This is so expensive, though, and so time-consuming, that it required the backing of Sergey Brin, co-founder of Google, to produce that first edible burger. Yet the benefits of this method are profound—pound-for-pound, in vitro beef requires only 55 percent of the energy used for conventional beef; only four percent of the equivalent emissions of greenhouse gasses; and only one percent of the equivalent land use. Working on it enough to make it competitive with farm-raised beef could—short of a worldwide conversion to vegetarianism - greatly help removing the cause of climate change. There are health benefits, too. Imagine replacing all that delicious saturated fat in beef with omega-3 fatty oils. Red meat would become a health food.
It’s also worth acknowledging that we are currently more than a decade into producing in vitro meat cultures, and that one beef burger is all we've got to show for it. According to Bite Labs' site, the method for making their salamis and sausages is similar to Cultured Beef's - only there's no mention of the amount of meat they want to produce, nor how expensive it will be, nor how they have the expertise to do this. That's probably because, y'know, they can't, but we're being kind here, so let's assume their costs are similar per mass of meat to the proven Cultured Beef process.

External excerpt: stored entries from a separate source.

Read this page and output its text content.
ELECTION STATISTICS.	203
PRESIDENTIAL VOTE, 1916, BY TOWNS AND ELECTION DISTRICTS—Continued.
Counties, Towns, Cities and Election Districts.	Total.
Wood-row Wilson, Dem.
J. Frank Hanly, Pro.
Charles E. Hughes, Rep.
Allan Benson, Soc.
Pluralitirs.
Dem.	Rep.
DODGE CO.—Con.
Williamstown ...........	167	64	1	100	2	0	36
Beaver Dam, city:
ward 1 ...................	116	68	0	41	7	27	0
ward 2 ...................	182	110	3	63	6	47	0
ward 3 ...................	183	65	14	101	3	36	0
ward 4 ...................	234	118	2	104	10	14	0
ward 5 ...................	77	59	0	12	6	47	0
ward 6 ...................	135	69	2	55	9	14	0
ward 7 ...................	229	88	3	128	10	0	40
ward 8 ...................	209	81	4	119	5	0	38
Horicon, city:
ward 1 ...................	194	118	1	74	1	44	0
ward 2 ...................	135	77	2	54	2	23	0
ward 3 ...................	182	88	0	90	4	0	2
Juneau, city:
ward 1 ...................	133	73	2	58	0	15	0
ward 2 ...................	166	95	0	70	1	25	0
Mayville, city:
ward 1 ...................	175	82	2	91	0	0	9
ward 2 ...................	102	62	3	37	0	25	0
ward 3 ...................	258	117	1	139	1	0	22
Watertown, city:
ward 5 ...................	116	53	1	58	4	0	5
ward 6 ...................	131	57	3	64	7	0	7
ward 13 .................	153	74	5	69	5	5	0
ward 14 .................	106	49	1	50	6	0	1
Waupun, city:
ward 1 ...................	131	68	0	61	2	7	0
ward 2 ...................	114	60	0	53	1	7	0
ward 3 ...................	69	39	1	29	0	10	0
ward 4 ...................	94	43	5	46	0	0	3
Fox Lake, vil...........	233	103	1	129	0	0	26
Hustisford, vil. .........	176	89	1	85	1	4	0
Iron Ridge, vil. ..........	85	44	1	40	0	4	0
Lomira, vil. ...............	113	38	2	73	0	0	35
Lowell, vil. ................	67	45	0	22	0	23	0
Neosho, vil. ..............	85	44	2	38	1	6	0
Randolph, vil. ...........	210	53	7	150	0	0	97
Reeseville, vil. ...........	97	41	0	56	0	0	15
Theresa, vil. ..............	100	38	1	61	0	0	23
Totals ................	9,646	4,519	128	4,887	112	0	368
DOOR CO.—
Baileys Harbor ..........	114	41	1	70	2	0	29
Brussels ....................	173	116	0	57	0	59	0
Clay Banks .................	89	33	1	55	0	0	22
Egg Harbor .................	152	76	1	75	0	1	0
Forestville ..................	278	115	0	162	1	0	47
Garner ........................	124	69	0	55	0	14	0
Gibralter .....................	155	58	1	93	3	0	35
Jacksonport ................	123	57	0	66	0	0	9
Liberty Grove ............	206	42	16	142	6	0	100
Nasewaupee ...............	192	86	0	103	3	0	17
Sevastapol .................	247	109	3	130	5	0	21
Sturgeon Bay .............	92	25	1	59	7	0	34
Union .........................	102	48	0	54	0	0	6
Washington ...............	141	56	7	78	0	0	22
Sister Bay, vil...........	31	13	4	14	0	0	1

While each beef burger-sized mass of meat may cost $325,000, Bite Labs is explicitly mixing it with other meats. Let's assume that they will be selling their products for a price that's both not-outrageous but also suitably high. Tesco currently sells salami sausages for ~£10 per kilo; a novelty celebrity salami might be ten times that, at ~£100 per kilo. $325,000, or £200,000, produced a single five ounce, or 0.15kg patty. £200,000 of meat split between £100 salami sausages means 2,000 sausages; that, in turn, means a 2,000th of our 0.15kg of meat in each sausage—or 0.000075kg, which is slightly less than a fiftieth the size of an average raindrop.
That means you'd get more of James Franco in each salami sausage if you asked him to spit in each individual bowl of minced meat. Somehow, though, that doesn't quite have the same appeal.